Unfortunately for baseball, the spectacle, the “magic,” is rarer to find because it scheduling is so spread out and so many dates are played. The rules will begin as only for fair or foul, home run or ball in play. If reviews cross over to openly evaluate umpires for balls and strikes, watch out. The idea behind baseball is the illusion of each pitched ball. Pitchers base their effectiveness and ultimately their legacy on their optical illusion of their pitches and the managers'/catchers' ability to generate the pitch sequence. Batter drill on this daily and have meetings and video sessions to gain the edge. Statisticians get paid to analyze this information and organizations make teams based on tendencies. Players play odds, and pitcher/batter/situational probabilities are analyzed by everyone, both in game situations and who they are going to put on the field. Umpires are already electronically evaluated for the accuracy behind the plate. Great idea, but the Umpire's Association and MLB must keep the results and training private. Managers get paid to put pitchers on the mound to figure out what the balls and strikes are.

How else would MLB capture a casual fan? Add superheroes and controversy. It's like a comic book.

My solution, as yawn-inducing as it may be, is to compare the stats of all games from the time the mound was lowered from 14 inches to 11 until the inception of the DH. Anything after that and we are talking about juiced players again. Compare the outcomes of all the games and separate the two into two categories: games that are easily decided, and games that came down to a questionable home run call or a controversial out. Compare that ratio to the average of games won by a division winner and a second place finisher, and you do get purer results with Selig's wild card, see if there is a probability of a difference in games won between the first and second place teams switching order in the standings. Think magic numbers and calculate the odds from there. If there is a relationship, calculate the probabilities of a controversial call deciding a game. If the relationship is more likely to change the outcome of a game, then you finally understand why a manager says “the breaks just didn't go our way; that's how the game goes. It's a game of inches.”

Honestly who really cares? It doesn't do anything to the game but take away the spectacle. Let the hitting do the hitting and the pitching do the pitching and over time, if you understand the makeup of the season, those odds average themselves out of the talent on the field. There is a specific reason why the Royals and Pirates have not been to the postseason in 15 years. What type of interest does a fan really want to have? Do they want their team to have players on the field that can do the job (cough, sorry Barry)? Or do they want to have everything broken down into stats that only matter to GMs and scouts?

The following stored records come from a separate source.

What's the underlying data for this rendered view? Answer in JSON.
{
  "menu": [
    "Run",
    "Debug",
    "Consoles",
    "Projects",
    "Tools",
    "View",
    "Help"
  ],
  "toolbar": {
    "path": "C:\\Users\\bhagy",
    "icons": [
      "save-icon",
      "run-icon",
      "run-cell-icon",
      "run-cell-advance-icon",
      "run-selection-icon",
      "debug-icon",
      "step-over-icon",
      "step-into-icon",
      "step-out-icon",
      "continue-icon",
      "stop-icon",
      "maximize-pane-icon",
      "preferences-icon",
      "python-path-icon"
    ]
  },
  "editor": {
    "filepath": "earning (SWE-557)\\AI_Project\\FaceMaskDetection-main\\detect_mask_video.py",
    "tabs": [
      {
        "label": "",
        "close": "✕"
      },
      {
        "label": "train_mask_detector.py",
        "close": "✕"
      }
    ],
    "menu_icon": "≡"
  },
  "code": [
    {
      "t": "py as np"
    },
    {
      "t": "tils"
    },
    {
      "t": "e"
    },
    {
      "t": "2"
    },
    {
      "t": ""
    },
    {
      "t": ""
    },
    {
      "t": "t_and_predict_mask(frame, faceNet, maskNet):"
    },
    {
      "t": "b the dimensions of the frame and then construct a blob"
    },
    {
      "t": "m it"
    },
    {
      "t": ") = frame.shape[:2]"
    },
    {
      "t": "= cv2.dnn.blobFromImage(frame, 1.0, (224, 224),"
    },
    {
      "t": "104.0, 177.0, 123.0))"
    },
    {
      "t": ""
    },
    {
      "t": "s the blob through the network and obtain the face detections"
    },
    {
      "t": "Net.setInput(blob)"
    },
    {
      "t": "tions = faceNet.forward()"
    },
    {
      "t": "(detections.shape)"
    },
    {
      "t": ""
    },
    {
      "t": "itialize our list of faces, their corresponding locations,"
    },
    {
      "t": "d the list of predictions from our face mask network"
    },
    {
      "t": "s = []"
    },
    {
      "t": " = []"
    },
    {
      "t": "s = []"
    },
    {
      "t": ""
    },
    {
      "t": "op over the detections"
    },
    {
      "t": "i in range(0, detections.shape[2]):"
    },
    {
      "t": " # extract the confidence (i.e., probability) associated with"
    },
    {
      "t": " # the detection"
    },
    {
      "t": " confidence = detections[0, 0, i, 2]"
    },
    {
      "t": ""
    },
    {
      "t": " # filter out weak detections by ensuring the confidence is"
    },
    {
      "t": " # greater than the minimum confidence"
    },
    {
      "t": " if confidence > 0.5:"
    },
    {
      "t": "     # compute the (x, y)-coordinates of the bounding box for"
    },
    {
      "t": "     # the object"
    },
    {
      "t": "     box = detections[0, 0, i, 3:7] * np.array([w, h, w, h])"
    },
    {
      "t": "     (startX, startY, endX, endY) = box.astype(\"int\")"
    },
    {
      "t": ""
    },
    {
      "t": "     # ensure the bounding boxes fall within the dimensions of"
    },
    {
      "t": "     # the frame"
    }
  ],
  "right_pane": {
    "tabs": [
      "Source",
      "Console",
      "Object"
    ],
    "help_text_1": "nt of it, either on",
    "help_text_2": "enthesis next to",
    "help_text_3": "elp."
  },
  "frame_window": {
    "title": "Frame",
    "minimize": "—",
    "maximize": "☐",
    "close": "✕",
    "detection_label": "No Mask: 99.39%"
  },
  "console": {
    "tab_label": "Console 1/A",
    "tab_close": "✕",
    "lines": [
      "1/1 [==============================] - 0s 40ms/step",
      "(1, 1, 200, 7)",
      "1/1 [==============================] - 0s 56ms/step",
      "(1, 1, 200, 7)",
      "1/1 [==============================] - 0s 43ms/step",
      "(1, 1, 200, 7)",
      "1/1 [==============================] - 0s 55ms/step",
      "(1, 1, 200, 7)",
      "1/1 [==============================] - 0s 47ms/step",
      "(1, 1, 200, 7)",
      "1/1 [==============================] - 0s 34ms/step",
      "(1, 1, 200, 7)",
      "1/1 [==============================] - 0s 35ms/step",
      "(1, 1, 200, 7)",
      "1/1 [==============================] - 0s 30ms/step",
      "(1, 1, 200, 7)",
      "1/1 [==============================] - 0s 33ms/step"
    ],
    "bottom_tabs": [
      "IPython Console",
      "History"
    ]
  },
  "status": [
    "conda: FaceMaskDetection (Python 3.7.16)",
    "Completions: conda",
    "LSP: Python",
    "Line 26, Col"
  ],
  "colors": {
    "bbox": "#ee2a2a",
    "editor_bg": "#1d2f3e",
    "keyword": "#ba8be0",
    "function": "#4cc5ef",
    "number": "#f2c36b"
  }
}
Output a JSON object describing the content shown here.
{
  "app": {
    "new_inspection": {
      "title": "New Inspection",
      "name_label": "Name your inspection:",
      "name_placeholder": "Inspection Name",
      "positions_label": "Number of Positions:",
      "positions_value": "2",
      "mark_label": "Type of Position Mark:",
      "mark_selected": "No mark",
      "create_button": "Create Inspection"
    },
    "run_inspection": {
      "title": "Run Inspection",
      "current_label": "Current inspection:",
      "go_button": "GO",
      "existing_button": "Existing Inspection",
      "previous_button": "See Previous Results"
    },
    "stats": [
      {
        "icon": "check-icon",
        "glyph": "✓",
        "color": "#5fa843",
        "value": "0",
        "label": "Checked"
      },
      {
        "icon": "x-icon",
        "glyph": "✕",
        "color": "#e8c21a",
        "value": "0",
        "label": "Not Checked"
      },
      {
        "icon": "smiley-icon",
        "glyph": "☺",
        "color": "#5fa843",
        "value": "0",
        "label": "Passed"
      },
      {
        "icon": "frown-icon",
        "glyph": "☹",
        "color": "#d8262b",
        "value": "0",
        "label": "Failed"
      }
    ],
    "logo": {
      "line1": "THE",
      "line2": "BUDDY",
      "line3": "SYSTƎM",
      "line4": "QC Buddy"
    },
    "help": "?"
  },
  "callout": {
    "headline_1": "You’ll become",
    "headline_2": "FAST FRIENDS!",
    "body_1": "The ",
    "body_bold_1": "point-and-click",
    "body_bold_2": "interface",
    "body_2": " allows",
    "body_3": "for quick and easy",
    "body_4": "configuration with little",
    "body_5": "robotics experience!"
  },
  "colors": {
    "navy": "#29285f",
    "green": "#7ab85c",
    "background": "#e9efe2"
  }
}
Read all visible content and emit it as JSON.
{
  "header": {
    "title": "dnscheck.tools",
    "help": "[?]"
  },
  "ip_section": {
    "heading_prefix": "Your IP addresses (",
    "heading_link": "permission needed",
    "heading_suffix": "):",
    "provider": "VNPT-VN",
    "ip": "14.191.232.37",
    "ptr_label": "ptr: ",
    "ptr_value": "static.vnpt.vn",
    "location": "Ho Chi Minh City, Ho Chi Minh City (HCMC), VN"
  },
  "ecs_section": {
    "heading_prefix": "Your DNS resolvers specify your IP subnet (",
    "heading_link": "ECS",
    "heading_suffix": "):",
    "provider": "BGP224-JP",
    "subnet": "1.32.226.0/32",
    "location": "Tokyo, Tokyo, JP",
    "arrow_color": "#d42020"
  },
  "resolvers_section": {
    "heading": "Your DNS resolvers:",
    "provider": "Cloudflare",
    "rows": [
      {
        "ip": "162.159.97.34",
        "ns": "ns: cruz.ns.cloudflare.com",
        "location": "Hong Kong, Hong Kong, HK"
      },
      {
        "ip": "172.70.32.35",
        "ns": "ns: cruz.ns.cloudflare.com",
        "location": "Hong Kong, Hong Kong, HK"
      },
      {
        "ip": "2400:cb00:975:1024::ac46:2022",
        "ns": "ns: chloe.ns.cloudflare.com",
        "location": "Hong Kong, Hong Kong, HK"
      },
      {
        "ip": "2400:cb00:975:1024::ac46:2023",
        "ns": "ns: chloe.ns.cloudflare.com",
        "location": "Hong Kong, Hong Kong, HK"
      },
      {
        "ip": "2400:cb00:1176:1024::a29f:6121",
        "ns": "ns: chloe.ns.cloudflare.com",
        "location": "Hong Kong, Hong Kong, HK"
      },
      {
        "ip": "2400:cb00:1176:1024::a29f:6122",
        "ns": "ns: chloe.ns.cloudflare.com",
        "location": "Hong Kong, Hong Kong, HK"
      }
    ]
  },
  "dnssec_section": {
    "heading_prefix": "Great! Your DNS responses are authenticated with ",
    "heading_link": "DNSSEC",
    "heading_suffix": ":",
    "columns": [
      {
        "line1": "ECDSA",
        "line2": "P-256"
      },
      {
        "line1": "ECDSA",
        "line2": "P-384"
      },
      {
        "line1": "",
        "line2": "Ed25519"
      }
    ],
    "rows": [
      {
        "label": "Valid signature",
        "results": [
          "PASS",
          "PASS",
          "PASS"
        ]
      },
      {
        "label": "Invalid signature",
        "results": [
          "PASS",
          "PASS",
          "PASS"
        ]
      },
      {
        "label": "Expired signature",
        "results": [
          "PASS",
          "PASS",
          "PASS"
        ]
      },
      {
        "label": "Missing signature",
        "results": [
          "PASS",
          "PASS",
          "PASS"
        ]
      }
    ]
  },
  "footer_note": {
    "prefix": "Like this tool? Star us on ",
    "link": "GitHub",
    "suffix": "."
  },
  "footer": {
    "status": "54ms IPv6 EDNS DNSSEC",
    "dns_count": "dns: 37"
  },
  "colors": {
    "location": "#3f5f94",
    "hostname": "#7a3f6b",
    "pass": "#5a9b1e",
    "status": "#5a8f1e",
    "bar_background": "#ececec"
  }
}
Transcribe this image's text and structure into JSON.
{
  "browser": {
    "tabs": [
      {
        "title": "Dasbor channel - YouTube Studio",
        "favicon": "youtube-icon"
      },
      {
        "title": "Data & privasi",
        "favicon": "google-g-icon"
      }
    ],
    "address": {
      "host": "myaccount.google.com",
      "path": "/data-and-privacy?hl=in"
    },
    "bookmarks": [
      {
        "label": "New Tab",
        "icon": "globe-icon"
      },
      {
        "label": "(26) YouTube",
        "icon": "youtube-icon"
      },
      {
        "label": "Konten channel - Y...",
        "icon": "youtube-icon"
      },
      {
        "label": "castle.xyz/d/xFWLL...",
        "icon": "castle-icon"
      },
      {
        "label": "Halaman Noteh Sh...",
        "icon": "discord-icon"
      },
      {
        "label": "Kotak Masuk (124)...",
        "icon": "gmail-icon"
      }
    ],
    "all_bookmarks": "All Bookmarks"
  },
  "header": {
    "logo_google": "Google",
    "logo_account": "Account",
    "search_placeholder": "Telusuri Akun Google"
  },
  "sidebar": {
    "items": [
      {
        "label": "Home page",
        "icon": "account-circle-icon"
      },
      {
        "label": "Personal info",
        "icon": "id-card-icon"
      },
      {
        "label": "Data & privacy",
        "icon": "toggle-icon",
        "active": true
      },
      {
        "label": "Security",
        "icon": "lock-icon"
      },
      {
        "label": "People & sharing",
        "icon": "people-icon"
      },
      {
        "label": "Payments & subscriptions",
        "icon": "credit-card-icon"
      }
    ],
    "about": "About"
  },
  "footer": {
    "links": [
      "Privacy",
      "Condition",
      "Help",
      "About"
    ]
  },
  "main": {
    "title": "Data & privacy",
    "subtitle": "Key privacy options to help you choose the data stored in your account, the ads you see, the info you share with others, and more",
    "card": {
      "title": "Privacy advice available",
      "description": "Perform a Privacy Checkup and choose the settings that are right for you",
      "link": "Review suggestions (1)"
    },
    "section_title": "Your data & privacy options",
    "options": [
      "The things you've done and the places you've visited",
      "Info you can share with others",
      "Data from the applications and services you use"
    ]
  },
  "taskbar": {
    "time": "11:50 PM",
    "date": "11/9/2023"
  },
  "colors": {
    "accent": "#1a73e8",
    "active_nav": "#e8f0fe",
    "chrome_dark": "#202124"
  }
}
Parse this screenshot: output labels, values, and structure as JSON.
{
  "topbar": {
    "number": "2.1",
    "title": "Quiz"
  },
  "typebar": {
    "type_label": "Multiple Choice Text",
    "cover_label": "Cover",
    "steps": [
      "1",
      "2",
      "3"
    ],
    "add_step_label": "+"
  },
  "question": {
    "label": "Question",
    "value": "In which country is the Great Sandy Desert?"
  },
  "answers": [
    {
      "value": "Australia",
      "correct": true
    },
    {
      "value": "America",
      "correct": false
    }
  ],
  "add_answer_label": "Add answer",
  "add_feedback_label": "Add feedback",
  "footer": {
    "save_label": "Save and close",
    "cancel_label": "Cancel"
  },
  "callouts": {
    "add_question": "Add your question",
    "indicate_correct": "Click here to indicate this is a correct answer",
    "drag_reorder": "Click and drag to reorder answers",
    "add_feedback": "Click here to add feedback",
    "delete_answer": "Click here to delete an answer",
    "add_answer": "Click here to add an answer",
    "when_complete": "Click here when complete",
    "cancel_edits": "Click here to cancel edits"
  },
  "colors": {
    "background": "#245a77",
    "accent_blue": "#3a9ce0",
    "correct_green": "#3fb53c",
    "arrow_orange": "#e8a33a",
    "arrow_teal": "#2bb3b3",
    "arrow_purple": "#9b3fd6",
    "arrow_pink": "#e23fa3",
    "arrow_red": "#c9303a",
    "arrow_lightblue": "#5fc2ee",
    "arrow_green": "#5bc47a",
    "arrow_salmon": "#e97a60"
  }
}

The hot story of the year should be the sale of the Cubs. It is time for the owners to put their collective foot down and begin making moves to protect the interests of MLB, not just let owners put whatever garbage out on the field for stats. Guess what though? For the owners, it works the same way. The only way we as fans can have a say is to not buy tickets if our teams are running crap organizations. My belief is that this is the biggest issue on why Brian Roberts is still an Oriole and not trotting out to Van Halen at the Friendly Confines. They sure as heck can use a leadoff hitter now. For the most part, I give Hendry the credit. I just don't like ignorant fans. And my guess is you don't either. On both stops on the Red Line.

But I hate breaking down magic into science. Isn't that why we watch baseball in the first place? It sucked when I found out Santa was really just Dad putting toys under the tree and eating my cookies.